This post is my response to the prompt for The Virtual Conference on Humanizing Mathematics:
How do you highlight that the doing of mathematics is a human endeavor?
Math was a pretty bland subject for me in school (K-12). It wasn’t until I got into more abstract math (Calculus and beyond) that I had some really engaging teachers and classes that blew my mind and got me excited to do mathematics!
I now try to spread that love of mathematics with my students (grades 6-12). I also want to make math feel more personal and alive. I want it to feel like an emotional, human endeavor. (Think of how emotional students can get about a novel or piece of music. Why can’t the same be true in math?!)
The two big parts of my classroom that help with this are:
- #DebateMath! Those of you who know me, know I LOVE to debate in math class. You can find more about math debate routines on my website (and in my upcoming book Up for Debate! this November!!). What I love about having a question (or several) that involves students debating each day is that doing math becomes subjective. Doing math in my classroom is not focused on the objectivity of answer-getting. Instead, students discuss and debate their methods, their reasoning and favorite parts. Students are talking about math, sharing opinions and ideas, and they often develop an emotional attachment to the math they are doing. Whether or not the math we are doing has a “real-world” context, students are continuously able to find personalization in the math that they are doing.

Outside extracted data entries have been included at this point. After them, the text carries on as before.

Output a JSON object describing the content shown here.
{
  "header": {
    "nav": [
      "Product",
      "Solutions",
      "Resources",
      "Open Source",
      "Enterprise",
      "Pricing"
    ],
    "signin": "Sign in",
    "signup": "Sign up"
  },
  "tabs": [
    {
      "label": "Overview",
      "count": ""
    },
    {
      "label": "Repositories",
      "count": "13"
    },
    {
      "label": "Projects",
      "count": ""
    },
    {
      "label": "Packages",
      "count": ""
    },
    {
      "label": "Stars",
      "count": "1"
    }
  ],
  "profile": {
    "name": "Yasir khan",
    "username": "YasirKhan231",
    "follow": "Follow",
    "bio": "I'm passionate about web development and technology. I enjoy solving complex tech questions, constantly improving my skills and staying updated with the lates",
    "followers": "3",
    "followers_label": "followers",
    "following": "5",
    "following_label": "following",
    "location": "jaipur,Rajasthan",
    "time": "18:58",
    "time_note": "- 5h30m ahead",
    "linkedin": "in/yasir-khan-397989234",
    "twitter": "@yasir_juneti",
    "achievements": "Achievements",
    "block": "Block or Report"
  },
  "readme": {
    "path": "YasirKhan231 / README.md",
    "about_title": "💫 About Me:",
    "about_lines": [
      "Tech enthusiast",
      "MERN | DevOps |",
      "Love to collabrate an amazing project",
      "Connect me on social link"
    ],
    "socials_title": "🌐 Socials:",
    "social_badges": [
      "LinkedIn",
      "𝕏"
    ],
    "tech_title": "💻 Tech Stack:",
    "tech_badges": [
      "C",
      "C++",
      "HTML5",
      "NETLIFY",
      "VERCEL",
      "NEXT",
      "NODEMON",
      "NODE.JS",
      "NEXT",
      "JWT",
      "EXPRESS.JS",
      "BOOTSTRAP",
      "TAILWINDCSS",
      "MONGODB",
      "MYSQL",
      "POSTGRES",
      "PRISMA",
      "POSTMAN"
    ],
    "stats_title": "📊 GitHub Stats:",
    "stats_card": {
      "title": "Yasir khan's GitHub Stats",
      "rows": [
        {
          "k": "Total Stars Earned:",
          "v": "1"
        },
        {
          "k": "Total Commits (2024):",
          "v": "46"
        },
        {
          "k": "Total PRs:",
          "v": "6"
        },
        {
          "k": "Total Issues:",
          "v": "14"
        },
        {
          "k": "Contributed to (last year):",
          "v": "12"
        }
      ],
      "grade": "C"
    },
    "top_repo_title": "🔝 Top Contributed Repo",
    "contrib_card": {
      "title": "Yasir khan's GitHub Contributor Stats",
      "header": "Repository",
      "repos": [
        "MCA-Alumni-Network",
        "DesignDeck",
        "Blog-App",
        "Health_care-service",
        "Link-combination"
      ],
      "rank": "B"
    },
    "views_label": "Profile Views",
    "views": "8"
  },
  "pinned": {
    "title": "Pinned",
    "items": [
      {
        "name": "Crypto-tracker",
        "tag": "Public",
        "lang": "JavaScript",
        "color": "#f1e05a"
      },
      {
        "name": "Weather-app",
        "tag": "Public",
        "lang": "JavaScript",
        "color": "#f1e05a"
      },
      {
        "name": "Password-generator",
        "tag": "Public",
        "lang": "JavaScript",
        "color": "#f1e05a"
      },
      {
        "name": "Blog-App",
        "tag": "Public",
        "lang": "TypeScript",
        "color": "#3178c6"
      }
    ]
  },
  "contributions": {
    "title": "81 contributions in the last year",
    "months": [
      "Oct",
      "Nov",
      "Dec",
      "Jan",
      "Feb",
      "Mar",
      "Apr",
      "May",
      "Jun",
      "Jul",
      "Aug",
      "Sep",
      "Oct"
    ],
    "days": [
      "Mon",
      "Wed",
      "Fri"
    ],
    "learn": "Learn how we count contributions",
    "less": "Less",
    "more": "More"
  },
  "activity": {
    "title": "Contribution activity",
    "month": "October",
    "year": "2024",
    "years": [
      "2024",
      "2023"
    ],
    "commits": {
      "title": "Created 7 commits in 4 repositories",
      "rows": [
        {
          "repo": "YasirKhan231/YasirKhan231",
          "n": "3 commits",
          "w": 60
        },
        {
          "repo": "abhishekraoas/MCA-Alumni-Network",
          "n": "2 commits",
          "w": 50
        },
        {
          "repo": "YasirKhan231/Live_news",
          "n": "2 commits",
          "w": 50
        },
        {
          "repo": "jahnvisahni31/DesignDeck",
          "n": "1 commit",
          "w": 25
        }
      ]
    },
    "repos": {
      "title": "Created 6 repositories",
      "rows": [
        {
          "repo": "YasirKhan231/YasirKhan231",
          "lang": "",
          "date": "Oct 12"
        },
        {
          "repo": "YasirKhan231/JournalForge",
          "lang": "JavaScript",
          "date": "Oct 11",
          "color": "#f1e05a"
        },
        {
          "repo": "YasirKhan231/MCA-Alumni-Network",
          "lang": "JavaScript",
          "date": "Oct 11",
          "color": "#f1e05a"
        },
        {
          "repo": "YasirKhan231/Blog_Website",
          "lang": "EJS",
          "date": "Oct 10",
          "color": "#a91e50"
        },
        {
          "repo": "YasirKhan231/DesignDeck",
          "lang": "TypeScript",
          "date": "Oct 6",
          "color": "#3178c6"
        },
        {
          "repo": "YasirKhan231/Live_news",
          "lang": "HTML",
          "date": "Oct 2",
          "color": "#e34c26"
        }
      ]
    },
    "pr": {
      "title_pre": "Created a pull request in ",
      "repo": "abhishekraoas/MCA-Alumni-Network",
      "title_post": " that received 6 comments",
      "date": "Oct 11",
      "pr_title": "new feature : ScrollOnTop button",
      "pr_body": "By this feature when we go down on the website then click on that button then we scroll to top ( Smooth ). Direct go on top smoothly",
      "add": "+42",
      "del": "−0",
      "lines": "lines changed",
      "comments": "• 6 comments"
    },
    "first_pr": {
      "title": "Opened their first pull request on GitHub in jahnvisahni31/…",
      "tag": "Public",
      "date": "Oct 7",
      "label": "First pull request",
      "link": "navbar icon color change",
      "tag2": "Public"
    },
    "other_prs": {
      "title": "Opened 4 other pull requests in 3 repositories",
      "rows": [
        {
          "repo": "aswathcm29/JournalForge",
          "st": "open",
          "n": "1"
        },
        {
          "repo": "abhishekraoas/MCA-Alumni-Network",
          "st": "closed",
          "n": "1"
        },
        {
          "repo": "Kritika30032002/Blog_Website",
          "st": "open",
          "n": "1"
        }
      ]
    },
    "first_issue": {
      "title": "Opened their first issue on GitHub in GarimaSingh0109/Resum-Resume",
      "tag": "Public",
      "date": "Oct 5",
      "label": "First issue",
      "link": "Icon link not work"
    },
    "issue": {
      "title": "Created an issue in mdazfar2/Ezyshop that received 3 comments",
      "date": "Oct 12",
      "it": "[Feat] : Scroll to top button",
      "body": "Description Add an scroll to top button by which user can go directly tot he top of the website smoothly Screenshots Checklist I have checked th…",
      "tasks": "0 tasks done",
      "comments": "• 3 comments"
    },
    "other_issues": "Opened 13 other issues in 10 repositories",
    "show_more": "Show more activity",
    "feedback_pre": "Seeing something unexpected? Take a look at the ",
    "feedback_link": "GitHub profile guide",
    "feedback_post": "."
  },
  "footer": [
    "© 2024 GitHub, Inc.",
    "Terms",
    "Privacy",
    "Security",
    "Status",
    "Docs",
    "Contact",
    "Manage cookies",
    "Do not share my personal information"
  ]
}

- Journals! (lovingly borrowed from Cindy Reagan) I have long wanted to have more opportunities for students to write about math, but I struggled to find the right fit for myself and my students. Then, I was blown away by Cindy Reagan’s wonderful presentation at TMC18. Through her presentation and blog, I was empowered to start journals in math class. In the past year, journals have significantly changed the way my students interact with math. Though they initially struggled/resisted journaling in math class, SO MANY students grew to LOVE journaling. It was a chance for them to look back at their work in the past week or two and talk about their thoughts and feelings. Students quickly seemed to form emotional connections to certain problems and methods. I gained new insights into my students’ thoughts and reasoning, and they got to privately share some of their insights/hopes/frustrations to me in writing.